Moreover, the government is set to implement laws aimed at regulating the crypto industry in the next year, as stated by Andrew Griffith, the economic secretary to the UK Treasury. The regulations have been in the works since February, and consultations are ongoing, set to end by April 30.

Meanwhile, the United Arab Emirate’s (UAE) financial regulatory body revealed that it would begin accepting license applications from businesses that want to offer virtual asset services. All virtual asset service providers operating within the UAE, except those already permitted to work within the country’s financially free zones, must apply for and obtain a license from the regulator.

EU Parliament approves MiCA

Further reports from April 19 suggested that the EU Parliament is ready to vote on the Markets in Crypto Assets (MiCA) proposal, which seeks to regulate the crypto industry and restore confidence in the market. The proposal would establish a legal framework to oversee the industry and end its “wild west” phase. 

Shortly after the report, it was disclosed that the parliament passed MiCA, making the European Union the first significant authority to implement full crypto guidelines. The regulations will cover all cryptocurrencies and businesses providing related services not overseen by current financial laws.

A few hours after the MiCA law passed, Ukraine announced its plans to adopt the legislation to regulate the local crypto industry. This was revealed by Yaroslav Zheleznyak, the Tax Committee’s deputy chairman, in a Telegram message.

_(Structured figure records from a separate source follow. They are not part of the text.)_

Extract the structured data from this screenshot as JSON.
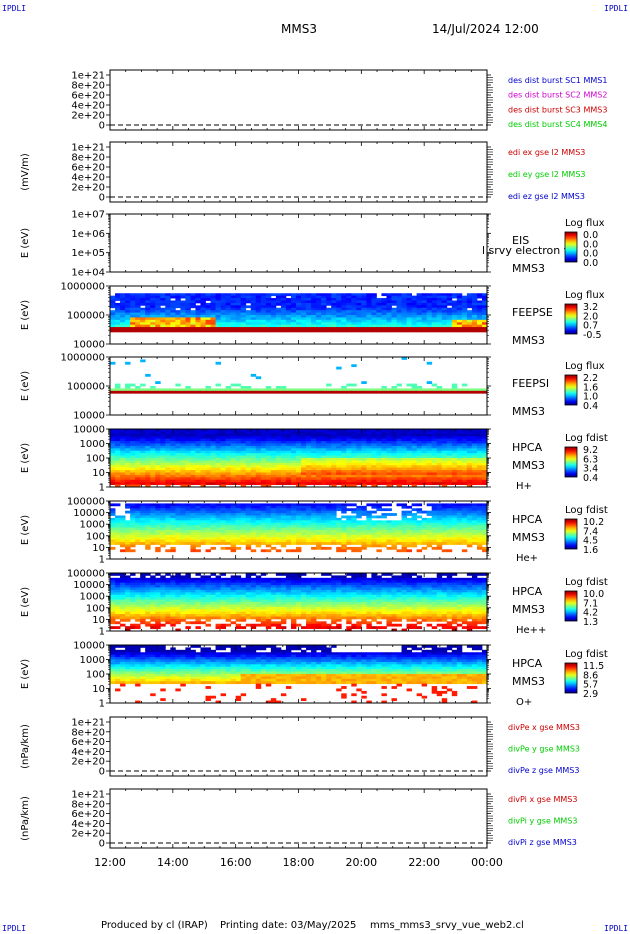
{
  "header": {
    "corner_labels": [
      "IPDLI",
      "IPDLI",
      "IPDLI",
      "IPDLI"
    ],
    "spacecraft": "MMS3",
    "datetime": "14/Jul/2024 12:00"
  },
  "footer": {
    "produced_by": "Produced by cl (IRAP)",
    "printing_date": "Printing date: 03/May/2025",
    "filename": "mms_mms3_srvy_vue_web2.cl"
  },
  "colors": {
    "blue": "#0000cc",
    "magenta": "#cc00cc",
    "red": "#cc0000",
    "green": "#00cc00"
  },
  "chart_data": {
    "type": "line",
    "x_ticks": [
      "12:00",
      "14:00",
      "16:00",
      "18:00",
      "20:00",
      "22:00",
      "00:00"
    ],
    "panels": [
      {
        "id": "des-dist",
        "type": "line",
        "ylabel": "",
        "yticks": [
          "1e+21",
          "8e+20",
          "6e+20",
          "4e+20",
          "2e+20",
          "0"
        ],
        "series": [
          {
            "name": "des dist burst SC1 MMS1",
            "color": "#0000cc"
          },
          {
            "name": "des dist burst SC2 MMS2",
            "color": "#cc00cc"
          },
          {
            "name": "des dist burst SC3 MMS3",
            "color": "#cc0000"
          },
          {
            "name": "des dist burst SC4 MMS4",
            "color": "#00cc00"
          }
        ]
      },
      {
        "id": "edi-e",
        "type": "line",
        "ylabel": "(mV/m)",
        "yticks": [
          "1e+21",
          "8e+20",
          "6e+20",
          "4e+20",
          "2e+20",
          "0"
        ],
        "series": [
          {
            "name": "edi ex gse l2 MMS3",
            "color": "#cc0000"
          },
          {
            "name": "edi ey gse l2 MMS3",
            "color": "#00cc00"
          },
          {
            "name": "edi ez gse l2 MMS3",
            "color": "#0000cc"
          }
        ]
      },
      {
        "id": "eis",
        "type": "heatmap",
        "ylabel": "E (eV)",
        "yticks": [
          "1e+07",
          "1e+06",
          "1e+05",
          "1e+04"
        ],
        "labels": [
          "EIS",
          "MMS3"
        ],
        "overlay": "l srvy electron to",
        "colorbar_title": "Log flux",
        "colorbar_ticks": [
          "0.0",
          "0.0",
          "0.0",
          "0.0"
        ]
      },
      {
        "id": "feepse",
        "type": "heatmap",
        "ylabel": "E (eV)",
        "yticks": [
          "1000000",
          "100000",
          "10000"
        ],
        "labels": [
          "FEEPSE",
          "MMS3"
        ],
        "colorbar_title": "Log flux",
        "colorbar_ticks": [
          "3.2",
          "2.0",
          "0.7",
          "-0.5"
        ]
      },
      {
        "id": "feepsi",
        "type": "heatmap",
        "ylabel": "E (eV)",
        "yticks": [
          "1000000",
          "100000",
          "10000"
        ],
        "labels": [
          "FEEPSI",
          "MMS3"
        ],
        "colorbar_title": "Log flux",
        "colorbar_ticks": [
          "2.2",
          "1.6",
          "1.0",
          "0.4"
        ]
      },
      {
        "id": "hpca-h",
        "type": "heatmap",
        "ylabel": "E (eV)",
        "yticks": [
          "10000",
          "1000",
          "100",
          "10",
          "1"
        ],
        "labels": [
          "HPCA",
          "MMS3",
          "H+"
        ],
        "colorbar_title": "Log fdist",
        "colorbar_ticks": [
          "9.2",
          "6.3",
          "3.4",
          "0.4"
        ]
      },
      {
        "id": "hpca-he",
        "type": "heatmap",
        "ylabel": "E (eV)",
        "yticks": [
          "100000",
          "10000",
          "1000",
          "100",
          "10",
          "1"
        ],
        "labels": [
          "HPCA",
          "MMS3",
          "He+"
        ],
        "colorbar_title": "Log fdist",
        "colorbar_ticks": [
          "10.2",
          "7.4",
          "4.5",
          "1.6"
        ]
      },
      {
        "id": "hpca-hepp",
        "type": "heatmap",
        "ylabel": "E (eV)",
        "yticks": [
          "100000",
          "10000",
          "1000",
          "100",
          "10",
          "1"
        ],
        "labels": [
          "HPCA",
          "MMS3",
          "He++"
        ],
        "colorbar_title": "Log fdist",
        "colorbar_ticks": [
          "10.0",
          "7.1",
          "4.2",
          "1.3"
        ]
      },
      {
        "id": "hpca-o",
        "type": "heatmap",
        "ylabel": "E (eV)",
        "yticks": [
          "10000",
          "1000",
          "100",
          "10",
          "1"
        ],
        "labels": [
          "HPCA",
          "MMS3",
          "O+"
        ],
        "colorbar_title": "Log fdist",
        "colorbar_ticks": [
          "11.5",
          "8.6",
          "5.7",
          "2.9"
        ]
      },
      {
        "id": "divpe",
        "type": "line",
        "ylabel": "(nPa/km)",
        "yticks": [
          "1e+21",
          "8e+20",
          "6e+20",
          "4e+20",
          "2e+20",
          "0"
        ],
        "series": [
          {
            "name": "divPe x gse MMS3",
            "color": "#cc0000"
          },
          {
            "name": "divPe y gse MMS3",
            "color": "#00cc00"
          },
          {
            "name": "divPe z gse MMS3",
            "color": "#0000cc"
          }
        ]
      },
      {
        "id": "divpi",
        "type": "line",
        "ylabel": "(nPa/km)",
        "yticks": [
          "1e+21",
          "8e+20",
          "6e+20",
          "4e+20",
          "2e+20",
          "0"
        ],
        "series": [
          {
            "name": "divPi x gse MMS3",
            "color": "#cc0000"
          },
          {
            "name": "divPi y gse MMS3",
            "color": "#00cc00"
          },
          {
            "name": "divPi z gse MMS3",
            "color": "#0000cc"
          }
        ]
      }
    ]
  }
}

Global enforcement actions

This week also witnessed a slew of enforcement actions. For instance, the founder and CEO of Thodex, Faruk Fatih Ozer, was arrested by Turkish authorities this week. Ozer was accused of using Thodex, a collapsed crypto exchange, to defraud thousands of investors and laundering millions of dollars. He was detained at Istanbul Airport on April 20 after being deported from Albania, where he was captured last year.

In a separate development, Alex Pertsev, founder of crypto mixer Tornado Cash, is expected to be freed from detention under supervision after being apprehended on money laundering charges for nearly nine months. This comes after previous requests for his release were denied due to concerns about him fleeing the country.

Dutch officials had arrested Pertsev in August of last year, not long after the United States Treasury Department added several Tornado Cash addresses to its list of sanctioned entities. The conditional release will require Pertsev to wear an ankle monitor.